Robert Côté devra répondre à des accusations de leurre, d’agression sexuelle, de contacts et d’incitation à des contacts sexuels ainsi que d’avoir accédé à de la pornographie juvénile. Cette photo a été prise en 2018. Il apparait maintenant amaigri et porte une barbe plus courte.

Robert Côté fait de nouveau face à la justice

Robert Côté, ancien vice-président aux affaires juridiques de la Caisse de dépôt et placement du Québec, devra de nouveau faire face à la justice pour des accusations à caractère sexuel.

Robert Côté a été arrêté mercredi matin par la Sûreté du Québec alors que ses appartements de Montréal et de Granby ont fait l’objet d’une perquisition.

Il a été formellement accusé, mercredi après-midi, au palais de justice de Granby, de deux chefs de leurre d’enfant, d’avoir agressé sexuellement sa victime, d’avoir commis des attouchements sur une partie du corps d’un adolescent, et de l’avoir incité à le toucher. Il fait également face à une accusation d’avoir accédé à de la pornographie juvénile. Les événements reprochés seraient survenus entre le 1er juin et le 22 juillet dernier.

Le condo de Robert Côté situé dans les Lofts du couvent, à Granby, a fait l’objet d’une perquisition, mercredi matin, par la Sûreté du Québec.

M. Côté est connu du milieu judiciaire. En 2015, il avait été accusé de possession, de distribution et d’accès à de la pornographie juvénile. Deux ans plus tard, il plaidait coupable à une seule accusation, soit celle de possession de pornographie juvénile. Il reconnaissait alors avoir possédé plus de 1500 fichiers de pornographie juvénile, soit 14 951 images et 18 vidéos stockées sur une quinzaine de disquettes. Il détenait ces fichiers depuis 1997, mais ne les avait retrouvés que peu de temps avant son arrestation.

Absolution inconditionnelle

En juin 2018, la juge Silvie Kovacevich a entériné une suggestion commune en lui imposant une absolution inconditionnelle, ce qui lui permettait de ne pas avoir de casier judiciaire. 

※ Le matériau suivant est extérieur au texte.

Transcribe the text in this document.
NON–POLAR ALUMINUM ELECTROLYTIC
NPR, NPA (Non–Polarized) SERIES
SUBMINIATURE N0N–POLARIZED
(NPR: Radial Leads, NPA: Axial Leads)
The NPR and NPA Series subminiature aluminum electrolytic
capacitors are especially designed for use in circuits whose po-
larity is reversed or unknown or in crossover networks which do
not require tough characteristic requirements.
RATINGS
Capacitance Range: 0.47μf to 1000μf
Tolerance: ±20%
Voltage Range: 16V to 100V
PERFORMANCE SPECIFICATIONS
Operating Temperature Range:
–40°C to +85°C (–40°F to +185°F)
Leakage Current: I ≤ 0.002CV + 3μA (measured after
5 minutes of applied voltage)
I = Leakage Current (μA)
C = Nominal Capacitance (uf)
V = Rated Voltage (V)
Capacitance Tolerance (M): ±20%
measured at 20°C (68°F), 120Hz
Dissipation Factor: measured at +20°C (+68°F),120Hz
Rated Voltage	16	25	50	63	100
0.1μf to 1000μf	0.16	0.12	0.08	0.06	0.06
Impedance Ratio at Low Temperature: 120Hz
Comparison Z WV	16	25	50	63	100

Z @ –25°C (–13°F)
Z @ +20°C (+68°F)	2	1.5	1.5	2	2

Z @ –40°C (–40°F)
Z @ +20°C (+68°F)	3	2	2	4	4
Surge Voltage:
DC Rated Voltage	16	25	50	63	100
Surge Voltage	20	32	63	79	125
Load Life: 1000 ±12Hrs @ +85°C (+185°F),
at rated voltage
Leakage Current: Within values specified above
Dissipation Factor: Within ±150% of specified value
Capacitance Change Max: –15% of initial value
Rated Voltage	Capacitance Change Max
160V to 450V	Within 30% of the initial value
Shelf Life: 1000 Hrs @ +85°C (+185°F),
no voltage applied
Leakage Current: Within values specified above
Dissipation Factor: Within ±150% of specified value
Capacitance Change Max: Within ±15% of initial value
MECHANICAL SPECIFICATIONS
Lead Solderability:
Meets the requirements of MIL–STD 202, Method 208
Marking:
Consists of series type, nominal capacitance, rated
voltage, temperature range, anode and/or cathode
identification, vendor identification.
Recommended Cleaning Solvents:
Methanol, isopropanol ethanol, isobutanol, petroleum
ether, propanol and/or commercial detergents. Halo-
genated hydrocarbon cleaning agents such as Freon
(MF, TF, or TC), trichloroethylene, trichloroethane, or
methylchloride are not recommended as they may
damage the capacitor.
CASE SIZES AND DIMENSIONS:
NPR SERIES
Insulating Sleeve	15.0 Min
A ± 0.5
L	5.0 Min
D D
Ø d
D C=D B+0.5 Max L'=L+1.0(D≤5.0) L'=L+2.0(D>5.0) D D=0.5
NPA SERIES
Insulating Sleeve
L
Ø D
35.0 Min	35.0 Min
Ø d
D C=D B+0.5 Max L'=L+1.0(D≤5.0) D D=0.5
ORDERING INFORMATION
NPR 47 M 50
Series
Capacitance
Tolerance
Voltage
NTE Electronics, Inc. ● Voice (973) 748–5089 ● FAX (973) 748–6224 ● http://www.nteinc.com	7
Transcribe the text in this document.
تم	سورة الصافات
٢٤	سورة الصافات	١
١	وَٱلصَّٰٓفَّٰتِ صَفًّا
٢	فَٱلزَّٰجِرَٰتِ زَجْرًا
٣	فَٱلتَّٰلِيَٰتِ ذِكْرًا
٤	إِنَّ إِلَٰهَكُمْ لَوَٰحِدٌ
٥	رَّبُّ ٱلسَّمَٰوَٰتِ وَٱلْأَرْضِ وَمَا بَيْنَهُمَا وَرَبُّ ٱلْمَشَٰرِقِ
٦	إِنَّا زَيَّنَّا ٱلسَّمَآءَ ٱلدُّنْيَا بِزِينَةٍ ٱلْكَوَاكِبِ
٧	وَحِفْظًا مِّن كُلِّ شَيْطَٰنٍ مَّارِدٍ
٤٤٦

Parmi les facteurs atténuants, elle a noté son faible risque de récidive, sa réorientation de carrière en histoire de l’art et son suivi thérapeutique assidu. Il a cependant été inscrit au registre des délinquants sexuels pour 10 ans.

Tôt mercredi matin, les enquêteurs de la Sûreté du Québec ont fouillé le condo de Robert Côté, qui était absent, situé au quatrième étage des Lofts du couvent, à Granby. Il a été arrêté au même moment à Montréal, dans son deuxième appartement. 

Mercredi après-midi, il est apparu amaigri devant la juge Danielle Côté. Il ne porte plus la longue barbe comme à l’époque de sa dernière présence en cour, à Montréal, en 2018, mais plutôt une barbe courte. Son avocat était absent. Il devrait être représenté par Me Martin Latour, d’une firme montréalaise.

La procureure de la Couronne, Élise Côté-Lebrun, qui représentait sa collègue au dossier Valérie Simard-Croteau, s’est opposée à sa remise en liberté et s’y opposera de nouveau jeudi, alors que se tiendra son enquête sur remise en liberté.

Tranquille

Un voisin d’étage des Lofts du couvent qui s’est entretenu avec La Voix de l’Est s’est dit surpris de voir les policiers débarquer sur place, mercredi. 

« Ça fait deux ans qu’il est installé là. Je savais qu’il était un avocat à la retraite. Il avait une belle façon, il était normal. » 

Lorsque les policiers sont arrivés sur les lieux, jamais il n’aurait cru qu’ils se seraient rendus chez Robert Côté. 

Une petite recherche lui a finalement permis de faire des liens avec l’affaire de 2015. « Pornographie juvénile, ça fesse. Je ne m’attendais pas à ça », a laissé tomber ce voisin qui a demandé de ne pas être identifié.